TD: Advanced planning, as we discussed. Sixty per cent of the goods in Europe move by road. But at any given point, 40 per cent of the trucks on the road are empty. I think that’s where we as software vendors have a huge opportunity to fill those trucks up on the backhaul [return journey]. We save cost for shippers and carriers, and reduce the carbon footprint in the process.

Will you be more willing to make upfront investments in your supply chains for the sake of long-term resilience?

SN: The short answer is yes. We’re investing in buffers, in working capital. We’re investing in additional capacities, in capabilities.

GB: Investing ahead of the curve in things that really matter is actually a top-line visibility, not a bottom-line constraint.

HE: It’s the same on our side. I’m persuaded that we need to invest in targeted measures, for example even in raw material prices, to become more resilient.
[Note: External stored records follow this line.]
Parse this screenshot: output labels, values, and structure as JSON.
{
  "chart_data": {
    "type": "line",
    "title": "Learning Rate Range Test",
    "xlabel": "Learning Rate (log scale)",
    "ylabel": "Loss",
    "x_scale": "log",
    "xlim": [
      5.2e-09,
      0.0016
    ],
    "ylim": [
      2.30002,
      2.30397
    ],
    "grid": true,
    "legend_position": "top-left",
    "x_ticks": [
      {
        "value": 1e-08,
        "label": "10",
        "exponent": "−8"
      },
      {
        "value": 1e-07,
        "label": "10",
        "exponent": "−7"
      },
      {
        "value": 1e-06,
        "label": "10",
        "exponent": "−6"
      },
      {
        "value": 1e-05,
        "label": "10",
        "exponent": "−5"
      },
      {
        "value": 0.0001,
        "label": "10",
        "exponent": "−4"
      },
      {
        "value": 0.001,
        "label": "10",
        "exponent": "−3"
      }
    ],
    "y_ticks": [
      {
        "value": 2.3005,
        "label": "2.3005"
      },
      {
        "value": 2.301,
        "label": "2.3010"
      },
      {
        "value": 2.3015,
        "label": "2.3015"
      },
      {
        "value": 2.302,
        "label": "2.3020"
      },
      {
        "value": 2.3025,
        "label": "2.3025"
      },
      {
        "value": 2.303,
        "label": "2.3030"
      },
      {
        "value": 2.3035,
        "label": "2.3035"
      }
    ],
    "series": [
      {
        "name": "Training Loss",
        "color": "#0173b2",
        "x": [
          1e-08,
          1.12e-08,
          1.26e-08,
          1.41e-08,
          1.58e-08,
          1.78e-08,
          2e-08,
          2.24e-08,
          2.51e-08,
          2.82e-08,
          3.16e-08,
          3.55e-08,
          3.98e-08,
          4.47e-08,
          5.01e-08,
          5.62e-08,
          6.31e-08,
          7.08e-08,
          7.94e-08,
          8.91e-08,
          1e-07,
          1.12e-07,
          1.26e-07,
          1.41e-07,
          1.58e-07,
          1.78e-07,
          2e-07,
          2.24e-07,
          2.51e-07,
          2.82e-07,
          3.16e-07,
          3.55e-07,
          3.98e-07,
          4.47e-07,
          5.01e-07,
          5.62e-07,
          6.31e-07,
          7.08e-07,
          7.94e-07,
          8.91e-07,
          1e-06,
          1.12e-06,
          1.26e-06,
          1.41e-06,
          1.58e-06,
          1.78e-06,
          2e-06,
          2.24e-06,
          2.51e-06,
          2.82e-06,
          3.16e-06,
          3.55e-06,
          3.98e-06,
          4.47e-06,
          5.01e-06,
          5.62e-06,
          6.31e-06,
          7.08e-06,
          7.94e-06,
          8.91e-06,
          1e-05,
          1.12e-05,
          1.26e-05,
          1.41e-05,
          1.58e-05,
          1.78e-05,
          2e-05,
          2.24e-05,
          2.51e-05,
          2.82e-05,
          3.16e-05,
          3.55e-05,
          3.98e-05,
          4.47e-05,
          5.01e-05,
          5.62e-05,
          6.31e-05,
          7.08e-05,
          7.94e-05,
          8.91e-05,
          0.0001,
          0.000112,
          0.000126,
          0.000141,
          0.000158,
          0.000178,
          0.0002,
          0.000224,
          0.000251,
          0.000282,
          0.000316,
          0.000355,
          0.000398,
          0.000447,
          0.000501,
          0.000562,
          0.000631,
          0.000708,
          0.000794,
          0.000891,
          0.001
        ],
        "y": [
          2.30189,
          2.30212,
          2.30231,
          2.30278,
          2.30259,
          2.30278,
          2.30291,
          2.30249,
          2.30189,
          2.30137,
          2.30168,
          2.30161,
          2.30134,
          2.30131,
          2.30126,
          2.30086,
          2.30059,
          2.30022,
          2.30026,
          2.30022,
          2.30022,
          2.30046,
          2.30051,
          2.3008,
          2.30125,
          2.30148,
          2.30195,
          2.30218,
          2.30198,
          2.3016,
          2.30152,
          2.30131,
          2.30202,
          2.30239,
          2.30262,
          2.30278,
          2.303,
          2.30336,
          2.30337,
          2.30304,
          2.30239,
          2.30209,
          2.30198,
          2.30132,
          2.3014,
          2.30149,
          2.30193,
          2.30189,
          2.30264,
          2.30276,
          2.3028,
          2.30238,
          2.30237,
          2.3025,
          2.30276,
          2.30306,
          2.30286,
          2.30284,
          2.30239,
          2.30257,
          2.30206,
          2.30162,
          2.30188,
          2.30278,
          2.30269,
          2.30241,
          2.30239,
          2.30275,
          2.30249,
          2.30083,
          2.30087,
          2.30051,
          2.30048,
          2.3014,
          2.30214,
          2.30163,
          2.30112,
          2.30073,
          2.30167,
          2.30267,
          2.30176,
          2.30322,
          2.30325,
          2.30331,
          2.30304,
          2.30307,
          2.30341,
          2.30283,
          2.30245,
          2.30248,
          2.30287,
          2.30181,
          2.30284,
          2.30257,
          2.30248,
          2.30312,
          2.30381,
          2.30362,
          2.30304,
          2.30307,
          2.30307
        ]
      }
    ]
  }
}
TD: The pandemic has stressed supply chains everywhere this past year. But it is rewarding to see supply chain organisations moving into a more strategic role with visibility at the highest levels in all companies and this has been a consistent theme from all the panellists. Transportation management is one of the areas where we can help supply chains digitally transform companies, adding flexibility, saving time and money, and reducing the carbon footprint.